Find the website for your jurisdiction regarding family law, to learn your rights with regard to child support and division of family property, also call the family court for more information.
When do you know enough is enough for a relationship? My boyfriend of three years is continually in crisis financially, for himself and extended family, and expects that I’ll lend him money. I’ve done this repeatedly (I’m a single parent, employed) and feeling the financial squeeze.
I’ve loaned him over $40,000. He’s signed an agreement to pay it back. He’s gone through unemployment insurance for 18 months due to a layoff, but working full-time the past six months.
His car needs expensive repairs - $2000-$2500. I lent him $500.00, but he thought I’d lend the whole amount. I have commitments - maintaining my home, my daughter graduates in two years, and I’m saving for her education, etc.
He says he’s depressed, and has been getting counselling for three months. I said he must continue if we’re to continue. I’ve also asked to attend future sessions, but it hasn’t yet happened.
I care for him and want to be supportive. However, I don't want to be responsible for continually "solving" his finances.
Meanwhile, we no longer spend time together unless I arrange it, there’s little communication, and no intimacy for the last six-to-eight months.
Looking for Answers
Enough is already too much. He has your $40,000. and you don’t have either his company or his intimacy. It’s a lousy and costly deal.
Do not pay for anything more. Now that he’s working full-time, ask for monthly payments towards the large amount he owes you.
Take his signed agreement to a lawyer if he refuses or stops payment… I doubt he’s going to stick around long once he knows you’re serious.
Your own well-being is as important as his. If he’s depressed, counselling may help him. But your support has unwittingly been enabling him more than the help he needs to stand on his own.
I’m 23, my boyfriend’s 40. I often feel jealous of him because he's had children and they’re beautiful, but he can no longer have kids.
He was previously married, but my former relationship didn't become a marriage.

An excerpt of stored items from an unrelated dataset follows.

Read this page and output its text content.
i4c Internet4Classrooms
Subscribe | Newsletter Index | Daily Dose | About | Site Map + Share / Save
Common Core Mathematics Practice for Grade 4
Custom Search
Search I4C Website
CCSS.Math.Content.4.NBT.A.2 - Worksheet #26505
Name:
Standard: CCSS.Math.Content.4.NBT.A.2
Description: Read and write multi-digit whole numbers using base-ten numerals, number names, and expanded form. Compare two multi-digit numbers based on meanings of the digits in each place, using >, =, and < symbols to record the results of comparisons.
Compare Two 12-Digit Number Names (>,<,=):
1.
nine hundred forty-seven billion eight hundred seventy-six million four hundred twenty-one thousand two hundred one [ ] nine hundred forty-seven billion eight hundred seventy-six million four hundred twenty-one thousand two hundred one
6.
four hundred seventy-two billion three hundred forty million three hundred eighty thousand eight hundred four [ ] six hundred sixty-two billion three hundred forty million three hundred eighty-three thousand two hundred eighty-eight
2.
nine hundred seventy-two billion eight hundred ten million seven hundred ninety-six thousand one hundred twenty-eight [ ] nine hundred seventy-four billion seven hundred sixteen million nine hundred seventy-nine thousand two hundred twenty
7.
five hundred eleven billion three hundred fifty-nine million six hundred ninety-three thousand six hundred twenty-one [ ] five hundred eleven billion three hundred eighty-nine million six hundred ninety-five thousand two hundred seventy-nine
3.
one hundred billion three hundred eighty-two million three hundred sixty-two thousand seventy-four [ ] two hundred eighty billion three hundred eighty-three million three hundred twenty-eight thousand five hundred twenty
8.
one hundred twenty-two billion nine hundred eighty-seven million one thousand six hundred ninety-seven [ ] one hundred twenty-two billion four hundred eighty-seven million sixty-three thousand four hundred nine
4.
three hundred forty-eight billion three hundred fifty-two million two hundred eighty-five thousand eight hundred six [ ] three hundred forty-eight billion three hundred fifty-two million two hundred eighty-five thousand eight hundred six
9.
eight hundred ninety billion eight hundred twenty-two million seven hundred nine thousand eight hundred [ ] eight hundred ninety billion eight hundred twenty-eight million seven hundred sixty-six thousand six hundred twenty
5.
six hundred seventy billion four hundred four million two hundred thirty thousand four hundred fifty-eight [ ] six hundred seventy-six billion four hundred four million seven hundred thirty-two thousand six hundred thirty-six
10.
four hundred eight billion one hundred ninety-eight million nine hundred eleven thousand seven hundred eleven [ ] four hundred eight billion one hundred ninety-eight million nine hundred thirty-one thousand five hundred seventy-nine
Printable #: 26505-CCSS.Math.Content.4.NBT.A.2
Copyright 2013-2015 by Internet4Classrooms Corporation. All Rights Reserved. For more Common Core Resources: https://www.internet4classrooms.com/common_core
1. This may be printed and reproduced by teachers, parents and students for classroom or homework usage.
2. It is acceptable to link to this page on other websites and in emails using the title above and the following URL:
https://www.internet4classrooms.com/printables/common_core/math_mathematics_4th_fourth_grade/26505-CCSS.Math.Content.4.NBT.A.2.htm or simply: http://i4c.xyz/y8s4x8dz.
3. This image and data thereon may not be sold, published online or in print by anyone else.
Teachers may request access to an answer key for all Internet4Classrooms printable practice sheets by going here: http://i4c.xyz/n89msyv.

I see a real future with this man. But the fact that he’s been married long-term, and can’t have more children (we’re looking at options if that day comes), keeps me feeling jealous. Any tips?
Weighing Options
Get practical. Jealousy’s a wasted emotion since he can’t help or change his past.
Also, it’s a dangerous feeling as it can make you resent his children, and that would surely affect his feelings towards you.
If having kids is your prime desire, then look closely at the “options” with him, so you don’t end up finding he can’t, or won’t, support the idea later.
At 23, it’s natural to not have had the same experiences. Make sure you get what you truly want, now.
Tip of the day:
If a spouse’s cheating makes you want to “escape,” take a break to think it through with professional and legal guidance.